Just days before Christmas, real-life Grinches have been swiping toys and donations meant for struggling families, turning generous charity drives into crime scenes. From stolen trailers filled with gifts to burglars rifling donation boxes in office lobbies, these brazen thefts are happening across the country while Americans hustle to help their neighbors.

In Burbank, police say surveillance footage showed a food delivery driver stuffing toys from a Toys-for-Tots donation box into an insulated bag, and investigators recovered many of the missing items after making an arrest. That arrest should be a wake-up call: when we catch these thieves, we must prosecute them and make clear there will be no sympathy for people who steal from children.

In New Jersey, a nonprofit had locks cut and hundreds of toys taken from a trailer holding gifts for more than 600 children, leaving volunteers scrambling to replace what was stolen. The community rallied to help replace the haul, but it shouldn’t fall to neighbors to pick up the pieces of a law-and-order failure that could have been prevented with better policing and stiffer consequences.

Down in Santa Maria, thieves broke windows and pried off bars to steal bikes and toys stored for distribution just days before the scheduled giveaway, leaving families who rely on those programs vulnerable. This isn’t harmless mischief — it’s a direct attack on the most vulnerable in our communities and proof that criminals have no compunction about ruining Christmas for kids.

South Florida volunteers woke up to find locks cut and hoverboards and scooters gone from a nonprofit’s truck, forcing organizers to scramble on short notice to make sure kids still got presents. These are not isolated incidents but a pattern: opportunistic thefts timed to inflict maximum harm when communities are most generous.

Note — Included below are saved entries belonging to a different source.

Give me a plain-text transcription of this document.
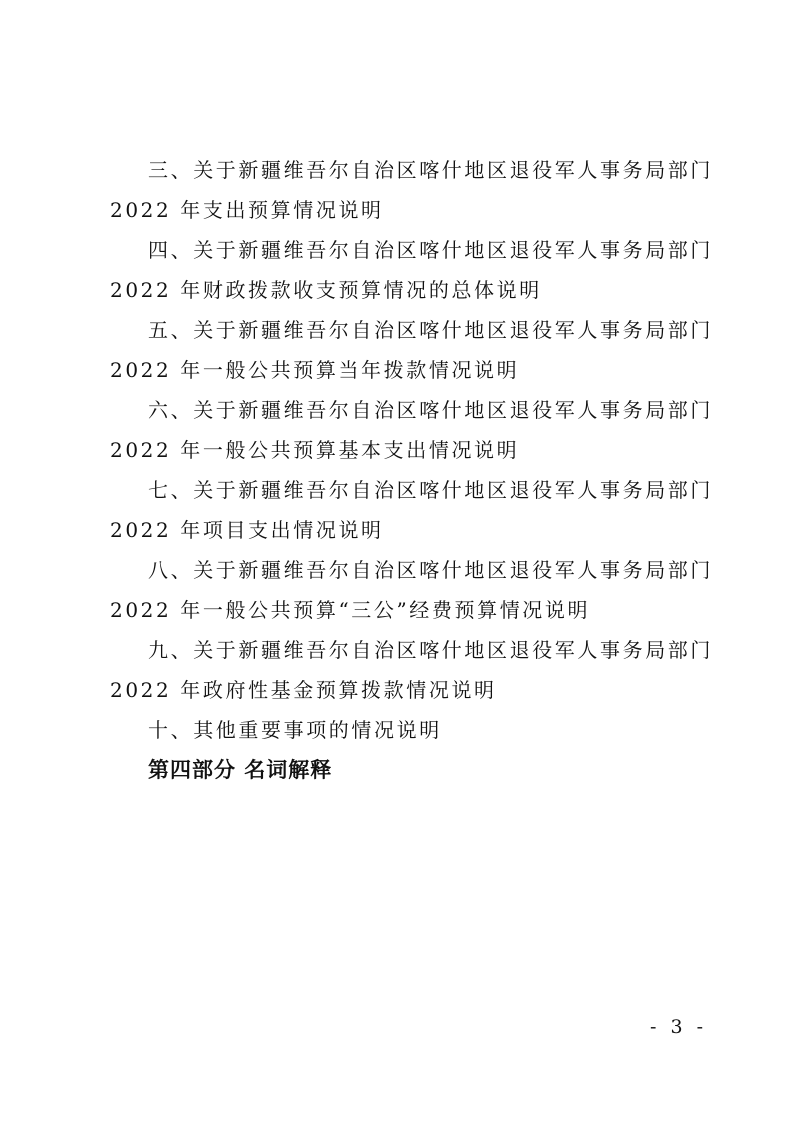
三、关于新疆维吾尔自治区喀什地区退役军人事务局部门
2022 年支出预算情况说明
四、关于新疆维吾尔自治区喀什地区退役军人事务局部门
2022 年财政拨款收支预算情况的总体说明
五、关于新疆维吾尔自治区喀什地区退役军人事务局部门
2022 年一般公共预算当年拨款情况说明
六、关于新疆维吾尔自治区喀什地区退役军人事务局部门
2022 年一般公共预算基本支出情况说明
七、关于新疆维吾尔自治区喀什地区退役军人事务局部门
2022 年项目支出情况说明
八、关于新疆维吾尔自治区喀什地区退役军人事务局部门
2022 年一般公共预算“三公”经费预算情况说明
九、关于新疆维吾尔自治区喀什地区退役军人事务局部门
2022 年政府性基金预算拨款情况说明
十、其他重要事项的情况说明
第四部分 名词解释
- 3 -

Even political offices and public programs aren’t immune; Toys-for-Tots donations were stolen from a Brooklyn district office, showing the scope of the problem and how brazen these thieves have become. When criminals feel emboldened enough to steal from charity drives at a lawmaker’s office, it tells you something about the failure of deterrence in too many of our cities.

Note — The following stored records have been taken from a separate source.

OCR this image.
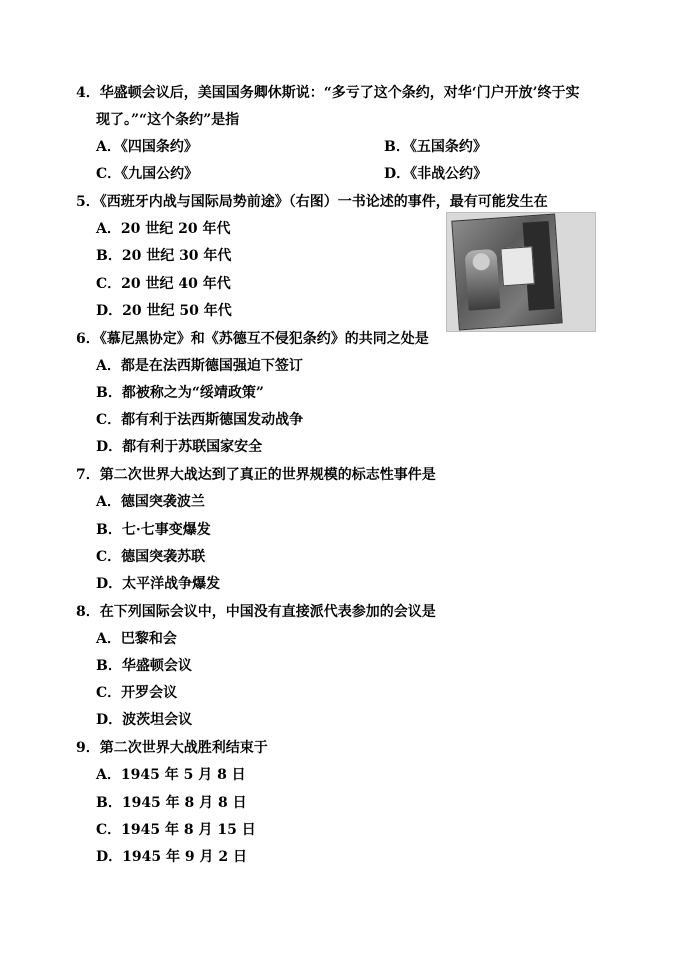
4．华盛顿会议后，美国国务卿休斯说：“多亏了这个条约，对华‘门户开放’终于实
现了。”“这个条约”是指
A．《四国条约》	B．《五国条约》
C．《九国公约》	D．《非战公约》
5．《西班牙内战与国际局势前途》（右图）一书论述的事件，最有可能发生在
A．20 世纪 20 年代
B．20 世纪 30 年代
C．20 世纪 40 年代
D．20 世纪 50 年代
6．《慕尼黑协定》和《苏德互不侵犯条约》的共同之处是
A．都是在法西斯德国强迫下签订
B．都被称之为“绥靖政策”
C．都有利于法西斯德国发动战争
D．都有利于苏联国家安全
7．第二次世界大战达到了真正的世界规模的标志性事件是
A．德国突袭波兰
B．七·七事变爆发
C．德国突袭苏联
D．太平洋战争爆发
8．在下列国际会议中，中国没有直接派代表参加的会议是
A．巴黎和会
B．华盛顿会议
C．开罗会议
D．波茨坦会议
9．第二次世界大战胜利结束于
A．1945 年 5 月 8 日
B．1945 年 8 月 8 日
C．1945 年 8 月 15 日
D．1945 年 9 月 2 日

This season’s spate of thefts should make conservatives and patriots across the country demand better: tougher sentences for repeat property offenders, restored authority for police to do their jobs, and a criminal-justice system that protects victims instead of coddling criminals. Compassion for the needy is one of America’s great strengths, but compassion must be backed by common-sense law enforcement that preserves public order.

Churches, charities, and volunteers who carry the load for needy families deserve protection, not pity for the thieves who target their work. If lawmakers won’t act, communities must organize watch programs, secure storage, and insist on accountability — because protecting Christmas for children is a duty, and we won’t surrender our neighborhoods or our values to lawlessness.